Now, get a lower bound for s: For sure, a particular trial succeeds if both sensors work, which happens with probability (1-p)². (This is a lower bound, because sometimes a trial will succeed even if only the first sensor V₁ works.) Thus s > (1-p)².
Combining, Z = f/(s+f) < f/s < pF/(1-p)².

This bound is useful unless p is quite large. Suppose that F = 0.1. Solving for p, the bound tells us that we can meet the NASA specification that Z < 0.05 if p < 0.268. We might be able to get along with even flakier sensors if we had a tighter bound. Let's find out.

Getting a tighter bound

Let's get a tighter bound on s by doing a more precise analysis of the "succeed on this try" case.

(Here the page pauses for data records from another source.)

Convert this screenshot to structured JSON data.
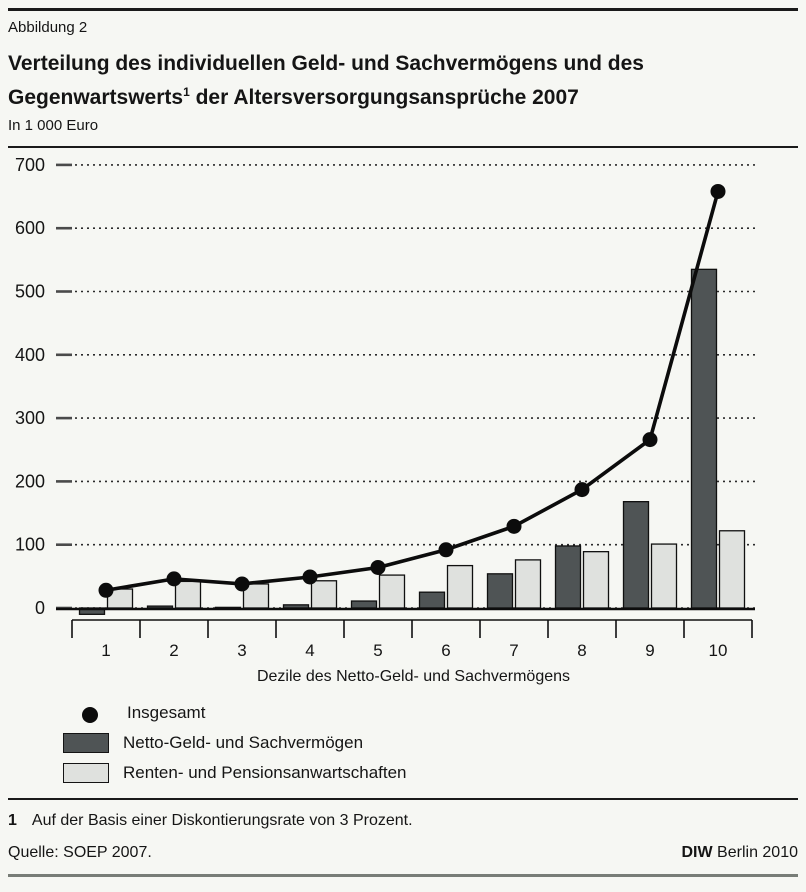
{
  "figure_label": "Abbildung 2",
  "title_line1": "Verteilung des individuellen Geld- und Sachvermögens und des",
  "title_line2_pre": "Gegenwartswerts",
  "title_sup": "1",
  "title_line2_post": " der Altersversorgungsansprüche 2007",
  "unit_label": "In 1 000 Euro",
  "chart_data": {
    "type": "bar",
    "subtype": "grouped bars with overlaid line series",
    "title": "Verteilung des individuellen Geld- und Sachvermögens und des Gegenwartswerts der Altersversorgungsansprüche 2007",
    "unit": "In 1 000 Euro",
    "categories": [
      "1",
      "2",
      "3",
      "4",
      "5",
      "6",
      "7",
      "8",
      "9",
      "10"
    ],
    "xlabel": "Dezile des Netto-Geld- und Sachvermögens",
    "ylabel": "",
    "ylim": [
      -20,
      700
    ],
    "yticks": [
      0,
      100,
      200,
      300,
      400,
      500,
      600,
      700
    ],
    "grid": "dotted horizontal gridlines at each ytick",
    "legend_position": "below chart, left aligned",
    "series": [
      {
        "name": "Insgesamt",
        "type": "line",
        "marker": "filled-circle",
        "color": "#0c0c0c",
        "values": [
          28,
          46,
          38,
          49,
          64,
          92,
          129,
          187,
          266,
          658
        ]
      },
      {
        "name": "Netto-Geld- und Sachvermögen",
        "type": "bar",
        "color": "#4f5455",
        "values": [
          -10,
          3,
          1,
          5,
          11,
          25,
          54,
          98,
          168,
          535
        ]
      },
      {
        "name": "Renten- und Pensionsanwartschaften",
        "type": "bar",
        "color": "#dfe1de",
        "values": [
          30,
          42,
          38,
          43,
          52,
          67,
          76,
          89,
          101,
          122
        ]
      }
    ]
  },
  "footnote": {
    "marker": "1",
    "text": "Auf der Basis einer Diskontierungsrate von 3 Prozent."
  },
  "source": "Quelle: SOEP 2007.",
  "credit_bold": "DIW",
  "credit_rest": " Berlin 2010",
  "colors": {
    "background": "#f6f7f3",
    "bar_dark": "#4f5455",
    "bar_light": "#dfe1de",
    "line": "#0c0c0c",
    "rule_dark": "#1a1a1a",
    "rule_bottom_gray": "#787d77"
  }
}
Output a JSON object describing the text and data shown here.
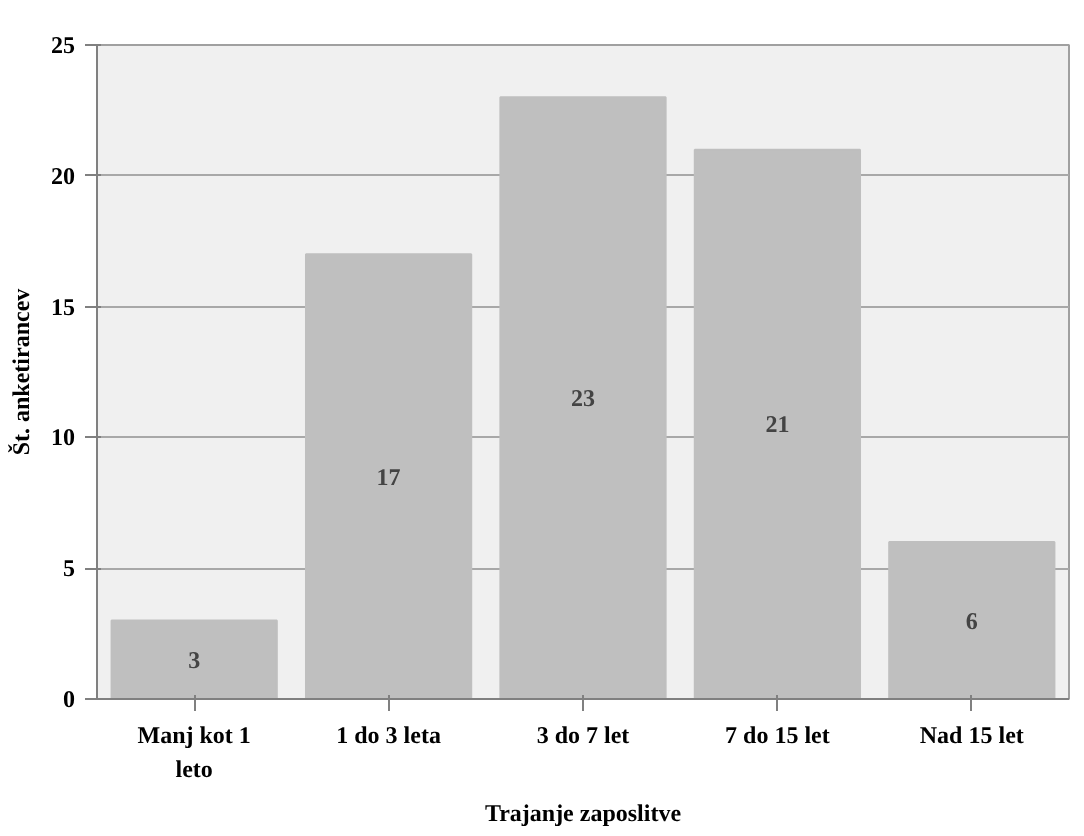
{
  "chart_data": {
    "type": "bar",
    "categories": [
      "Manj kot 1\nleto",
      "1 do 3 leta",
      "3 do 7 let",
      "7 do 15 let",
      "Nad 15 let"
    ],
    "values": [
      3,
      17,
      23,
      21,
      6
    ],
    "color": "#bfbfbf",
    "data_labels": true,
    "xlabel": "Trajanje zaposlitve",
    "ylabel": "Št. anketirancev",
    "ylim": [
      0,
      25
    ],
    "yticks": [
      0,
      5,
      10,
      15,
      20,
      25
    ],
    "grid": "y"
  }
}
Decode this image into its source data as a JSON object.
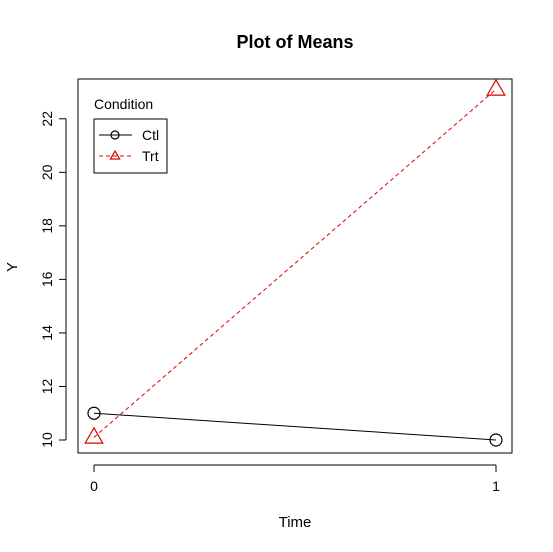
{
  "chart_data": {
    "type": "line",
    "title": "Plot of Means",
    "xlabel": "Time",
    "ylabel": "Y",
    "x": [
      0,
      1
    ],
    "x_ticks": [
      "0",
      "1"
    ],
    "xlim": [
      0,
      1
    ],
    "ylim": [
      10,
      23
    ],
    "y_ticks": [
      10,
      12,
      14,
      16,
      18,
      20,
      22
    ],
    "grid": false,
    "legend": {
      "title": "Condition",
      "placement": "top-left"
    },
    "series": [
      {
        "name": "Ctl",
        "values": [
          11,
          10
        ],
        "color": "#000000",
        "line_style": "solid",
        "marker": "circle"
      },
      {
        "name": "Trt",
        "values": [
          10.1,
          23.1
        ],
        "color": "#df0000",
        "line_style": "dashed",
        "marker": "triangle"
      }
    ]
  }
}
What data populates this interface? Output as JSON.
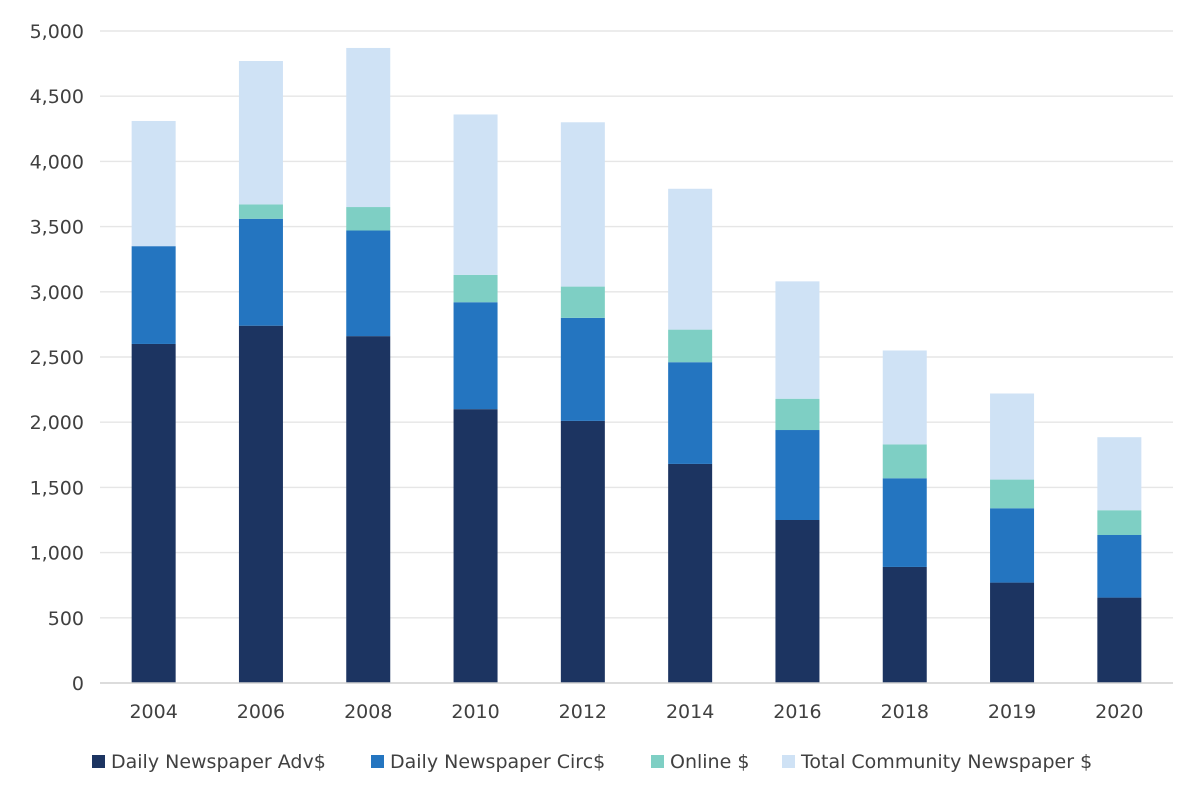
{
  "chart_data": {
    "type": "bar",
    "stacked": true,
    "title": "",
    "xlabel": "",
    "ylabel": "",
    "categories": [
      "2004",
      "2006",
      "2008",
      "2010",
      "2012",
      "2014",
      "2016",
      "2018",
      "2019",
      "2020"
    ],
    "ylim": [
      0,
      5000
    ],
    "yticks": [
      0,
      500,
      1000,
      1500,
      2000,
      2500,
      3000,
      3500,
      4000,
      4500,
      5000
    ],
    "ytick_labels": [
      "0",
      "500",
      "1,000",
      "1,500",
      "2,000",
      "2,500",
      "3,000",
      "3,500",
      "4,000",
      "4,500",
      "5,000"
    ],
    "grid": true,
    "legend_position": "bottom",
    "series": [
      {
        "name": "Daily Newspaper Adv$",
        "color": "#1c3461",
        "values": [
          2600,
          2740,
          2660,
          2100,
          2010,
          1680,
          1250,
          890,
          770,
          655
        ]
      },
      {
        "name": "Daily Newspaper Circ$",
        "color": "#2475c0",
        "values": [
          750,
          820,
          810,
          820,
          790,
          780,
          690,
          680,
          570,
          480
        ]
      },
      {
        "name": "Online $",
        "color": "#7ecfc4",
        "values": [
          0,
          110,
          180,
          210,
          240,
          250,
          240,
          260,
          220,
          190
        ]
      },
      {
        "name": "Total Community Newspaper $",
        "color": "#cfe2f5",
        "values": [
          960,
          1100,
          1220,
          1230,
          1260,
          1080,
          900,
          720,
          660,
          560
        ]
      }
    ]
  }
}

A particular trial succeeds if V₁ is from a sensor that works and V₂ is close to V₁, whether or not the second sensor fails. We know that Prob(sensor works) = (1-p), so
s = (1-p)·Prob(V₂ is close to V₁)
The second sensor works correctly with probability (1-p). In this case, V₂ is certain to be close to V₁.
The second sensor fails with probability p. In this case, V₂ will be close to V₁ with probability F. (Actually, this is a lower bound, because V₁ might be near the edges of the sensor range.) Thus the probability of this case is greater than pF.
Summing (2) and (3), Prob(V₂ is close to V₁) > (1-p) + pF. Then from (1) above,
s > (1-p)(1-p+pF)
and
Z < f/(f+s) = pF/(pF + (1-p)(1-p+pF))

Wrap up

This equation looks formidable, but we can evaluate it for various values of p and F. Suppose again that the maximum ratio of tolerance to range is F = 0.1. If the maximum probability of sensor failure, p = .1, we have Z < .012, so our protocol has a 1.2% failure rate. If the maximum probability of sensor failure, p = .3, we have a 5% failure rate, just meeting NASA''s specification. Thus our repeated pair-and-compare protocol will meet specifications as long as the probability of sensor failure is less than 0.3. Our earlier, loose bound calculation allowed a maximum sensor failure rate of 0.268, so the only reward for tightening the bound is to establish that NASA can get along with slightly flakier sensors.

A conclusion

As we move downscale toward more unreliable sensors, both the N-median (for sufficiently large N) protocol and the pair-and-compare protocol fail at about the same point (p=.3), so neither has an advantage by that measure. The median protocol has the feature that the number of trials needed to achieve a given success rate can be exactly predicted in advance, which may be an advantage in setting timeouts. The pair-and-compare protocol has the feature that it may stop after the first trial, which may be an advantage in getting on to the next experiment.